Powiedziano mi, abym koniecznie wstąpiła do katedry. Ma być unikatowa. I oto ona. Pokaźne witraże po obu stronach przedstawiają obrazy stworzenia świata w wersji... Down Under. Jest więc ocean i barwna rafa koralowa, są kangury, dziobak i kolczatka przechadzające się w cieniu wielkich drzew lasu deszczowego. Słyszę ćwierkające ptaki. Tu, w środku? Okazuje się jednak, że to z nagrania. Poza tym jest idealnie cicho i spokojnie, a ja mam wrażenie, jakbym właśnie była świadkiem stworzenia świata, tyle że zupełnie innego, na tym odizolowanym, niezwykłym kontynencie.

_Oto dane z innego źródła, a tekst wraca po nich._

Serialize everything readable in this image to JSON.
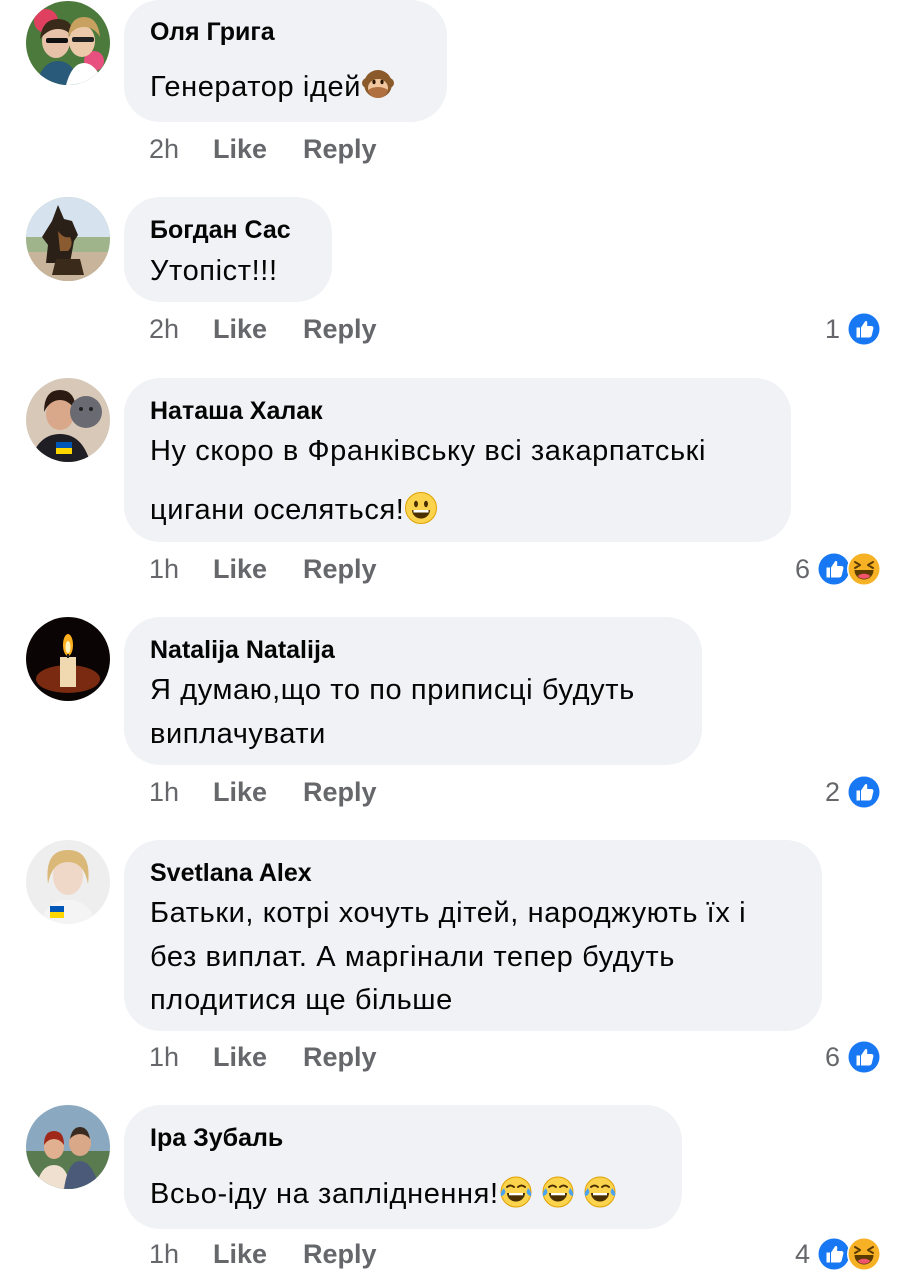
{
  "comments": [
    {
      "author": "Оля Грига",
      "text_lines": [
        "Генератор ідей"
      ],
      "time": "2h",
      "like_label": "Like",
      "reply_label": "Reply",
      "reaction_count": "",
      "emoji": "see-no-evil-monkey"
    },
    {
      "author": "Богдан Сас",
      "text_lines": [
        "Утопіст!!!"
      ],
      "time": "2h",
      "like_label": "Like",
      "reply_label": "Reply",
      "reaction_count": "1",
      "reactions": [
        "like"
      ]
    },
    {
      "author": "Наташа Халак",
      "text_lines": [
        "Ну скоро в Франківську всі закарпатські",
        "цигани оселяться!"
      ],
      "time": "1h",
      "like_label": "Like",
      "reply_label": "Reply",
      "reaction_count": "6",
      "reactions": [
        "like",
        "haha"
      ],
      "emoji": "grinning-face"
    },
    {
      "author": "Natalija Natalija",
      "text_lines": [
        "Я думаю,що то по приписці будуть",
        "виплачувати"
      ],
      "time": "1h",
      "like_label": "Like",
      "reply_label": "Reply",
      "reaction_count": "2",
      "reactions": [
        "like"
      ]
    },
    {
      "author": "Svetlana Alex",
      "text_lines": [
        "Батьки, котрі хочуть дітей, народжують їх і",
        "без виплат. А маргінали тепер будуть",
        "плодитися ще більше"
      ],
      "time": "1h",
      "like_label": "Like",
      "reply_label": "Reply",
      "reaction_count": "6",
      "reactions": [
        "like"
      ]
    },
    {
      "author": "Іра Зубаль",
      "text_lines": [
        "Всьо-іду на запліднення!"
      ],
      "time": "1h",
      "like_label": "Like",
      "reply_label": "Reply",
      "reaction_count": "4",
      "reactions": [
        "like",
        "haha"
      ],
      "emoji": "tears-of-joy x3"
    }
  ],
  "colors": {
    "bubble": "#f0f2f5",
    "meta_text": "#65676b",
    "like_blue": "#1877f2",
    "haha_yellow": "#f7b125"
  }
}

Po duchowych przeżyciach kieruję się w stronę esplanady, głównego deptaka nad zatoką Trinity Bay. Została ona tak nazwana przez kapitana Cooka, który w 1770 r. jako pierwszy Europejczyk eksplorował wschodnie wybrzeże Australii. Przy promenadzie mieszczą się co elegantsze hotele i restauracje, natomiast nad samą wodą rosną dorodne drzewa, w tym mango. Akurat kwitną, teraz, wczesną australijską zimą! Jest i laguna, bardzo duży sztuczny basen, wypełniony iskrzącą się, błękitną, filtrowaną wodą morską i obramowany piaszczystymi miniplażami. Co jednak najważniejsze, nie ma w nim ani śmiercionośnych meduz, ani krokodyli. Można do niego wskoczyć bezpośrednio z promenady. Otwarty przez cały rok, darmowy, jest niezaprzeczalną dumą miasta i radością jego mieszkańców.

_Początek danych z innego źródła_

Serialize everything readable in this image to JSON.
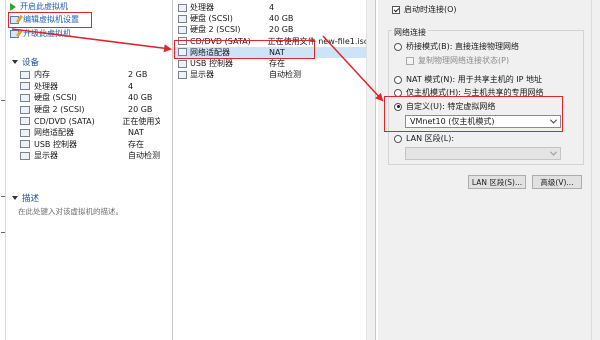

A oto i marina. Widzę ją już po masztach i nie mogę się doczekać, aby zobaczyć, jak tu wygląda żeglarskie życie. To stąd – jachty, duże łodzie motorowe i olbrzymie katamarany zabierają turystów na Wielką Rafę Koralową, jeden z siedmiu cudów świata. Biznes rafowy kwitnie i ofert jest mnóstwo: pobliskie wyspy lub rafa zewnętrzna (oddalona stąd o 50 km), wycieczki na łodziach ze szklanym dnem lub na stateczkach z przeszkloną częścią podwodną, dolot helikopterem, snurkowanie lub nurkowanie. Wyspecjalizowane gigantyczne katamarany mogą wziąć na pokład do 300 osób, a statki rozwijają prędkość do 30 węzłów. Po drugiej stronie rzeki wypatrzyłam jednak zakotwiczone jachty, a w marinie – pomost z licznymi pontonami. Cały czas jest tu więc jeszcze miejsce na nieskomercjalizowaną przygodę...
CZEGO FOLDER NIE POWIE
Zatrzymuję się w Trinity Beach, dzielnicy Cairns znajdującej się 20 km na północ od miasta. Położenie jest wymarzone. Z jednej strony tropikalna plaża, a z drugiej, zachodniej, strome pagórki pokryte dziewiczymi lasami deszczowymi. – Przyjechałaś w odpowiedniej porze – mówi Ian, mój gospodarz. – Latem, od grudnia do maja, leje tu jak z cebra, czasami po 15 cm kilka dni z rzędu. Niepokaźne strumyki zamieniają się w niebezpieczne potoki. Temperatura dochodzi do 35°C, jednak ze wzgledu na wilgotność wydaje się, że jest 45°C. Teraz, zimą, pogodę mamy przyjemną, około 25°C w dzień i 20°C w nocy.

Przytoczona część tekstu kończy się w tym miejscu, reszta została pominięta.